Added on: Friday 09 November 2012
Total comments: 1
The Reverend James Minchin, an author and Anglican
priest, has been barred from entering Singapore. He was turned back
at Changi Airport when he arrived on a visit from
Melbourne. No reason was given.
He was held at the airport on Wednesday evening for nearly 24 hours, and subsequently escorted by the police to the plane for his flight back to Melbourne the following night.
Father Minchin was recently interviewed
on the SDP's talkshow, Let's Talk, when he discussed his book No Man Is
An Island - A Study of Singapore's Lee Kuan Yew's Singapore, which was published in 1987.
He has been a regular visitor to
Singapore and a long-time observer of its social and political
developments.
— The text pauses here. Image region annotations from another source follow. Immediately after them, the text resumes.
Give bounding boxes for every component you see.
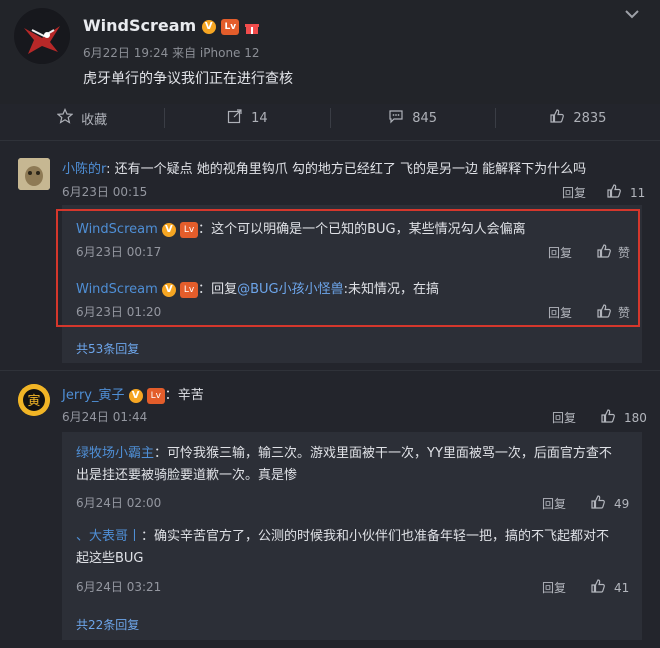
comment-time: 6月23日 00:15: [62, 185, 148, 199]
comment-text: 还有一个疑点 她的视角里钩爪 勾的地方已经红了 飞的是另一边 能解释下为什么吗: [114, 162, 587, 177]
comment-actions: 回复 11: [562, 183, 645, 202]
comment-button[interactable]: 845: [329, 108, 495, 128]
like-count: 2835: [573, 110, 607, 126]
commenter-avatar[interactable]: [18, 158, 50, 190]
thumbs-up-icon[interactable]: [590, 578, 606, 597]
post-meta: 6月22日 19:24 来自 iPhone 12: [83, 46, 260, 60]
reply-author[interactable]: 、大表哥丨: [76, 529, 141, 544]
comment-body: 小陈的r: 还有一个疑点 她的视角里钩爪 勾的地方已经红了 飞的是另一边 能解释…: [62, 162, 587, 177]
reply-button[interactable]: 回复: [542, 579, 566, 596]
comment-time: 6月24日 01:44: [62, 410, 148, 424]
collect-button[interactable]: 收藏: [0, 108, 164, 128]
like-count: 11: [630, 185, 646, 200]
share-icon: [227, 108, 243, 128]
like-button[interactable]: 2835: [494, 108, 660, 128]
commenter-avatar[interactable]: 寅: [18, 384, 50, 416]
reply-text: 确实辛苦官方了，公测的时候我和小伙伴们也准备年轻一把，搞的不飞起都对不: [154, 529, 610, 544]
reply-author[interactable]: 绿牧场小霸主: [76, 446, 154, 461]
author-name-text[interactable]: WindScream: [83, 16, 196, 35]
post-action-bar: 收藏 14 845 2835: [0, 104, 660, 132]
repost-count: 14: [251, 110, 268, 126]
reply-button[interactable]: 回复: [562, 184, 586, 201]
highlight-box: [56, 209, 640, 327]
like-count: 180: [624, 410, 647, 425]
post-text: 虎牙单行的争议我们正在进行查核: [83, 71, 293, 87]
gift-icon: [244, 20, 259, 34]
divider: [0, 140, 660, 141]
comment-text: 辛苦: [177, 388, 204, 403]
more-replies-link[interactable]: 共53条回复: [76, 340, 139, 357]
author-avatar[interactable]: [14, 8, 70, 64]
reply-text: 起这些BUG: [76, 551, 144, 566]
thumbs-up-icon[interactable]: [600, 408, 616, 427]
reply-time: 6月24日 02:00: [76, 496, 162, 510]
like-count: 49: [614, 496, 630, 511]
commenter-name[interactable]: 小陈的r: [62, 162, 106, 177]
repost-button[interactable]: 14: [164, 108, 329, 128]
reply-body: 、大表哥丨：确实辛苦官方了，公测的时候我和小伙伴们也准备年轻一把，搞的不飞起都对…: [76, 526, 636, 570]
reply-button[interactable]: 回复: [542, 495, 566, 512]
reply-actions: 回复 41: [542, 578, 629, 597]
verified-badge: V: [201, 19, 216, 34]
level-badge: Lv: [221, 18, 240, 35]
more-replies-link[interactable]: 共22条回复: [76, 616, 139, 633]
level-badge: Lv: [146, 387, 165, 404]
thumbs-up-icon[interactable]: [590, 494, 606, 513]
reply-actions: 回复 49: [542, 494, 629, 513]
verified-badge: V: [128, 388, 143, 403]
comment-body: Jerry_寅子 V Lv ：辛苦: [62, 387, 204, 404]
reply-time: 6月24日 03:21: [76, 580, 162, 594]
commenter-name[interactable]: Jerry_寅子: [62, 388, 125, 403]
thumbs-up-icon: [549, 108, 565, 128]
reply-button[interactable]: 回复: [552, 409, 576, 426]
reply-body: 绿牧场小霸主：可怜我猴三输，输三次。游戏里面被干一次，YY里面被骂一次，后面官方…: [76, 443, 636, 487]
comment-icon: [388, 108, 404, 128]
reply-text: 可怜我猴三输，输三次。游戏里面被干一次，YY里面被骂一次，后面官方查不: [167, 446, 612, 461]
svg-text:寅: 寅: [27, 393, 40, 409]
like-count: 41: [614, 580, 630, 595]
chevron-down-icon[interactable]: [622, 6, 642, 22]
divider: [0, 370, 660, 371]
comment-count: 845: [412, 110, 438, 126]
thumbs-up-icon[interactable]: [606, 183, 622, 202]
star-icon: [56, 108, 74, 128]
comment-actions: 回复 180: [552, 408, 647, 427]
collect-label: 收藏: [81, 112, 108, 128]
author-name[interactable]: WindScream V Lv: [83, 16, 259, 35]
reply-text: 出是挂还要被骑脸要道歉一次。真是惨: [76, 468, 298, 483]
As he describes in his Let's Talk
interview, he started visiting Singapore in the 1960s and even served for a time as Pastor of St George's Church, Minden Road.
Given that Fr Minchin has never faced
any problems entering Singapore, this recent prohibition may well be
attributed to his interview on Let's Talk. If so, this
move on the part of the Government is petty and small-minded. Does the
PAP want to punish Fr Minchin
for appearing on the SDP programme.
No doubt, the charge will be laid that by
appearing on the show, Fr Minchin, who is an Australian citizen, is
"interfering" in Singapore's politics.
But in this interdependent and interconnected age, does it achieve anything for the PAP
Government to stop non-Singaporeans from commenting on Singaporean issues?
Is the Government so thin-skinned that it
seeks revenge on individuals who express their honest opinions on
Singapore? Does not the Government regularly invite non-Singaporeans to speak
at public events which are then reported by the media?
If we aspire to be a global city, let us be confident in our own ability to think for ourselves and
discern what is good and bad for our country - regardless of whether
they are expressed by Singaporeans or non-Singaporeans.
In the past, the Government has barred
other visitors from Singapore. Most recently, Mr Robert
Amsterdam, SDP's international lawyer, was turned back at the airport when he tried to
visit Dr Chee Soon Juan. Mr Amsterdam had published a White Paperon
Singapore in which he highlighted the lack of the rule of law in
Singapore and detailed the legal actions taken against the SDP
The Home Affairs Ministry must come clear on its decision to bar Fr Minchin from entering Singapore.